CHARLESTON, W.Va. (AP) — Officials in one West Virginia county hit by recent flooding are starting the task of removing residential debris.

Curbside debris collection began Wednesday in flood-ravaged neighborhoods of eastern Kanawha County where up to 5 inches of rain fell on Monday, the county commission said in a news release. Among the hardest hit areas were Hughes Creek, Kelleys Creek and Campbells Creek.

The statement said dump trucks will collect debris through at least Sunday.

The cleanup comes as forecasters predict another rainy stretch of weather starting Saturday.

West Virginia Gov. Jim Justice declared a state of emergency in Kanawha and Fayette counties, enabling the National Guard to respond to hard-hit areas. Some people had to be rescued by boat as the flooding damaged more than 100 homes, bridges and roads, interrupted drinking water systems and left more than 2,000 customers without electricity.

Along the Fayette-Kanawha County line, several feet of mud made roads impassible in the Smithers area.
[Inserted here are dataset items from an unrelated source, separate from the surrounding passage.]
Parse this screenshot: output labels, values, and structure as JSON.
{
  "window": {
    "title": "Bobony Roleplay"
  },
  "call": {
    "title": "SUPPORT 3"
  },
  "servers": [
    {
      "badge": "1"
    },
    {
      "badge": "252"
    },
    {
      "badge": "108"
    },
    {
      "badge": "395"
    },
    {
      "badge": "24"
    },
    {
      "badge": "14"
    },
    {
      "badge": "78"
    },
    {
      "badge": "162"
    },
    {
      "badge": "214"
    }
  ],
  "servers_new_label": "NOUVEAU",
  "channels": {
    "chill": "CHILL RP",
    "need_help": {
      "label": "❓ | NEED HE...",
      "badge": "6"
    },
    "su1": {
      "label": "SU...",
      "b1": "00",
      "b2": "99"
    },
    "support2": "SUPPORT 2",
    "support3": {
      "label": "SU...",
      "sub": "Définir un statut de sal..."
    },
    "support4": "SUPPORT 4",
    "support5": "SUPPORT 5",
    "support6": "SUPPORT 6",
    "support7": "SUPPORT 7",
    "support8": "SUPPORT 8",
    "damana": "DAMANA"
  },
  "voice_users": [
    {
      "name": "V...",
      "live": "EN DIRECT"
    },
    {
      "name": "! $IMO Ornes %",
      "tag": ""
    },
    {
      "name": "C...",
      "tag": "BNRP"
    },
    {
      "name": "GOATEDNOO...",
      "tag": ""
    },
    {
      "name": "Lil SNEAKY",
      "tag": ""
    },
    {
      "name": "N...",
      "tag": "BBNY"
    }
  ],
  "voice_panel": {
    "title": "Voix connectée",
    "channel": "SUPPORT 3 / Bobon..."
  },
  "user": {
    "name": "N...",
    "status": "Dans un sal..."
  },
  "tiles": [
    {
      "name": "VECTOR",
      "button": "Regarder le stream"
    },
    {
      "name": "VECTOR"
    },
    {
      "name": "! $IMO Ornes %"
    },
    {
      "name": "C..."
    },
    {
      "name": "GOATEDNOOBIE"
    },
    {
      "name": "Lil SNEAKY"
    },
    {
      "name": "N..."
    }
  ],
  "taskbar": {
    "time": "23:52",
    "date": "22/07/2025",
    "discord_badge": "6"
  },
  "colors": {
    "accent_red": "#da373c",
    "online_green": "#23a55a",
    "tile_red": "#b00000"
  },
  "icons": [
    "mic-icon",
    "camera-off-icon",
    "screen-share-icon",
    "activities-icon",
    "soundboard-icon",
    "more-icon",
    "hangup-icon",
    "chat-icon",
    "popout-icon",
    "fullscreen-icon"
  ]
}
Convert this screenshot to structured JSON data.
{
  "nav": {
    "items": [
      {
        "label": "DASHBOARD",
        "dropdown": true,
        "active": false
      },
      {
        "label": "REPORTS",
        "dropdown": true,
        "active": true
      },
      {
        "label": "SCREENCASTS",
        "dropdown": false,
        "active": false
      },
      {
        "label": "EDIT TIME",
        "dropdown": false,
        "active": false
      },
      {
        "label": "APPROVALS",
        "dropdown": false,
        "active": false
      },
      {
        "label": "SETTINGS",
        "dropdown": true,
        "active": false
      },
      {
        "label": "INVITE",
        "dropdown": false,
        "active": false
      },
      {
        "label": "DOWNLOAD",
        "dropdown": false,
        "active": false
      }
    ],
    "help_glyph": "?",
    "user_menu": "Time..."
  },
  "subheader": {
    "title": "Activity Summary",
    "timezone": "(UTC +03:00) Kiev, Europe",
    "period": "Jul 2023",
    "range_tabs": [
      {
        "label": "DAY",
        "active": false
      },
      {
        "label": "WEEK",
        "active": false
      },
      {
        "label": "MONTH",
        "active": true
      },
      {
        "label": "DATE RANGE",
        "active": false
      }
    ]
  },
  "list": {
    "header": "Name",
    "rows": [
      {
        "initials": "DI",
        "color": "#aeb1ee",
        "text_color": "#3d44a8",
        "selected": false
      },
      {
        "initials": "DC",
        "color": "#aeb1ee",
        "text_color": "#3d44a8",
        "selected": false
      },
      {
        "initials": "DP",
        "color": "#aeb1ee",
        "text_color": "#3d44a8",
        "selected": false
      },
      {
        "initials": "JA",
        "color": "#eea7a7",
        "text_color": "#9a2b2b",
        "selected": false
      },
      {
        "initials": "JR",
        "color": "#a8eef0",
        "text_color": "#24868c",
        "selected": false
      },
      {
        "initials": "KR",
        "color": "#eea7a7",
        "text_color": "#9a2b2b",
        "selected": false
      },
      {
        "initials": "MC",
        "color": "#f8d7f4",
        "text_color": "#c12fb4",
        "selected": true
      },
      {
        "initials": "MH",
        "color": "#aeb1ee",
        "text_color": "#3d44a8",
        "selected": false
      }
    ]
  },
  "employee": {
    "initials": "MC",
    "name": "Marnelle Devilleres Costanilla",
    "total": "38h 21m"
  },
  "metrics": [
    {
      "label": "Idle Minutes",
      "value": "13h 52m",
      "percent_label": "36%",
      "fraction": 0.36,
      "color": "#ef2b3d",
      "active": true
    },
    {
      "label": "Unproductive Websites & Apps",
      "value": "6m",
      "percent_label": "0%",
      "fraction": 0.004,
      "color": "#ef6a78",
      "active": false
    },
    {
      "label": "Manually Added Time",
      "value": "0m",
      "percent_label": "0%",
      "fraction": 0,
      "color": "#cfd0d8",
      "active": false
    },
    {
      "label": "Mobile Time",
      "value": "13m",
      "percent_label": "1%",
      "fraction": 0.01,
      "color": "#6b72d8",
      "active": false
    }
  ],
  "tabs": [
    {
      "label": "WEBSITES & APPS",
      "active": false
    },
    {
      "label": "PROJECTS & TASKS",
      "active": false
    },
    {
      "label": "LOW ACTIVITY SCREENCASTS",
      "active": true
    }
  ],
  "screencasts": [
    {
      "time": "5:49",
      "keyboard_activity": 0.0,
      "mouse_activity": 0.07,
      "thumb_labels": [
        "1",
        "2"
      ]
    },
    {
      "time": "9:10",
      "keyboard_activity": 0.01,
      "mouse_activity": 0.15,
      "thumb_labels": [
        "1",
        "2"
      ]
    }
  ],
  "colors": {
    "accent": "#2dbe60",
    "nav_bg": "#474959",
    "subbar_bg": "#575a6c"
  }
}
The state Department of Environmental Protection on Wednesday issued an advisory against the recreational use of a 10-mile area downstream of the Mount Olive Correctional Center to the London Locks and Dam.

The floods washed out at least 2.5 miles of a public service district’s sewage collection system serving the prison. In a statement, the DEP advised people to avoid water recreation activities such as swimming, fishing, water skiing, and certain types of pleasure boating.